Economists have warned of the risk of the UK entering a period of 'stagflation' for some time but the panic buying of fuel, soaring energy prices and supply shortages of essential everyday items have raised the profile of the issue amongst the media and general public.

The fear is that the price of labour and commodities will continue to increase as demand outstrips supply, squeezing already strained household budgets.

This has led to comparisons with the 1970s, when attempts by policymakers to halt a recession were viewed as over stimulation of markets and blamed for destabilising prices and wages.

This time around it is a little different because while ONS figures show that the Furlough scheme has cost taxpayers £69bn, raising to £97bn when you include self-employed grants, it is likely to have suppressed unemployment and any deep scarring of the economy to some degree.

Despite this, and with the Bank of England already accused by the House of Lords as being 'addicted' to printing money due to their £895bn quantitative easing programme, Governor Andrew Bailey seems keen to avoid making the same mistakes. Although economists and investors were surprised recently when the Monetary Policy Committee opted not to raise the base interest rate from the historically low 0.1%, Mr Bailey has vowed to act if inflation causes wages to soar.

Of course, any base rate increase would impact mortgage rates, something foretold by substantial rises in swap rates - the six-month low of 0.77% in August almost doubling to 1.36% at the time of writing.

This has led to questions about whether a rise in the cost of borrowing could cause some investors to exit the private rented sector. The result could be fewer properties available to let, which in turn, could reduce the affordability of rented property.

I don't see this happening in any significant numbers, however, and it is important to look at the wider context.

With the market starting to cool after the highs of the Stamp Duty holiday, we've seen mortgage product availability return to pre-pandemic levels. Competition has driven down the cost of borrowing in many areas of the mortgage market with sub-1% rates in the mainstream residential market the result. The buy-to-let market hasn't been far behind.

This means that rates rise from an extremely low base. Unlike in the case of the stagflation we saw in the 70s, when interest rates climbed to double figures, we are unlikely to see rates rise to a point where those looking to modify their portfolios are priced out of the market.

And while the cost of borrowing is undoubtably an important factor for investors, cheapest isn't always best. This is particularly true in the specialist buy-to-let market where the added complexity of some cases requires more time and expertise.

Specialist buy-to-let lending is also subject to tighter regulation, with more stringent underwriting and generally lower loan-to-value lending, introduced after the global financial crisis, acting as protection for both consumers and lenders, as well as the wider economy.
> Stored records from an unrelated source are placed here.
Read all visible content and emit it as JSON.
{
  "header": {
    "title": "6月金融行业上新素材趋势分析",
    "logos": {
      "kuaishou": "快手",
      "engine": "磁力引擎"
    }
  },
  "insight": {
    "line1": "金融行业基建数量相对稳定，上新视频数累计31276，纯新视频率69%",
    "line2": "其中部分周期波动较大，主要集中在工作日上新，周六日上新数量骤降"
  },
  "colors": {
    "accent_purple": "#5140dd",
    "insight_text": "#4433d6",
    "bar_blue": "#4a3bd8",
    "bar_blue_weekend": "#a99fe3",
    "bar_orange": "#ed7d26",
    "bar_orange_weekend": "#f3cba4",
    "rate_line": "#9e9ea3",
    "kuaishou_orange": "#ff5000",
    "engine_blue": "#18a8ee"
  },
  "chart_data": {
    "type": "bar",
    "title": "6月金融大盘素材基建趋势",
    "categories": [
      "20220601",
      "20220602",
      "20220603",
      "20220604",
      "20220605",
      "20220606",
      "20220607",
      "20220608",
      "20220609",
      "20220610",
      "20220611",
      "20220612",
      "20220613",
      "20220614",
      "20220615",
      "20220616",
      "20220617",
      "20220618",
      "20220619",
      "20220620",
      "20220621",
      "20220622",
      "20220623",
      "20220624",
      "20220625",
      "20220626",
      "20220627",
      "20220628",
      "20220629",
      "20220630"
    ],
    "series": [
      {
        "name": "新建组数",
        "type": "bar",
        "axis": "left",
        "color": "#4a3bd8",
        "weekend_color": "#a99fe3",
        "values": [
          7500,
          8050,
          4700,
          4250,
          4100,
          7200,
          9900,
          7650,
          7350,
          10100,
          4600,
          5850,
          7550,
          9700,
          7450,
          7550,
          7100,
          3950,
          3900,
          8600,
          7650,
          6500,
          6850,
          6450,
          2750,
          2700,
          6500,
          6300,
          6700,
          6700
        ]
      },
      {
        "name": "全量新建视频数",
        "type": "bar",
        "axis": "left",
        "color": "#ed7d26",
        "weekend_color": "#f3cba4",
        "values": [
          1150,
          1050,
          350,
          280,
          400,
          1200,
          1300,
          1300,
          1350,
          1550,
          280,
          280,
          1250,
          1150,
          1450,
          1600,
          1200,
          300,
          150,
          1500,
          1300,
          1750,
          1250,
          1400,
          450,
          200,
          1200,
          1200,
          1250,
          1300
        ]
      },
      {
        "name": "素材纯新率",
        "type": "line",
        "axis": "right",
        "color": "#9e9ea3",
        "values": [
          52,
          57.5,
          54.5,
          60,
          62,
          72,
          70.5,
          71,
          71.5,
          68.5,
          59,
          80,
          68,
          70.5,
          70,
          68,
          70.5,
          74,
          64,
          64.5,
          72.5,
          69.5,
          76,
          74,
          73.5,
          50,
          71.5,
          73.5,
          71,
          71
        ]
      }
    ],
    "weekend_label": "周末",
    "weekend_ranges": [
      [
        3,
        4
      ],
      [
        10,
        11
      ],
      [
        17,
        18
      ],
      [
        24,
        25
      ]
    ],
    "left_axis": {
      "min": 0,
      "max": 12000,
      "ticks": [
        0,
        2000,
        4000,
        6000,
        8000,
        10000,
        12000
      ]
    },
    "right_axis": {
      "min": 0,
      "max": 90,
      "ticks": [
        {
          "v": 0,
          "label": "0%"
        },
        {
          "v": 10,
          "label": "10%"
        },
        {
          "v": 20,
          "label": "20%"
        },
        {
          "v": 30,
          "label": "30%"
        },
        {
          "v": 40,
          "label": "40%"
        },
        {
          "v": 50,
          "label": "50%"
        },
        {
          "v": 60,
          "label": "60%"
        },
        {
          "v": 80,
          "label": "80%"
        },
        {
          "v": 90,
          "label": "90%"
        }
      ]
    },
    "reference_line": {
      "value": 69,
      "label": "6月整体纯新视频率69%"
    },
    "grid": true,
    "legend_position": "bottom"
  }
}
We also should recognise that many members of the increasingly professional landlord base will remember the economic shock of 2008 and be better prepared as a result. Landlord leveraging is lower than it was in the past and when we compare the proportion of mortgages more than three months in arrears across the buy-to-let and owner occupier tenures we consistently see far fewer, around half, of PRS investors failing to make regular repayments.

In part, this can be attributed to the strong and relatively stable demand for rented property that has been seen for decades, with evidence to suggest it will only grow further. Recent Paragon research has highlighted that the proportion of landlords reporting increasing tenant demand is at an all-time high. Alongside this, the proportion of landlords who said that they feel optimistic about a range of different PRS components continues to rise, exceeding pre-Brexit and pre-pandemic levels to hit a five-year high recently.

Of course, this could change, but for me it suggests that those making a living from letting have learned from the past and are resisting making investment decisions based on conjecture alone.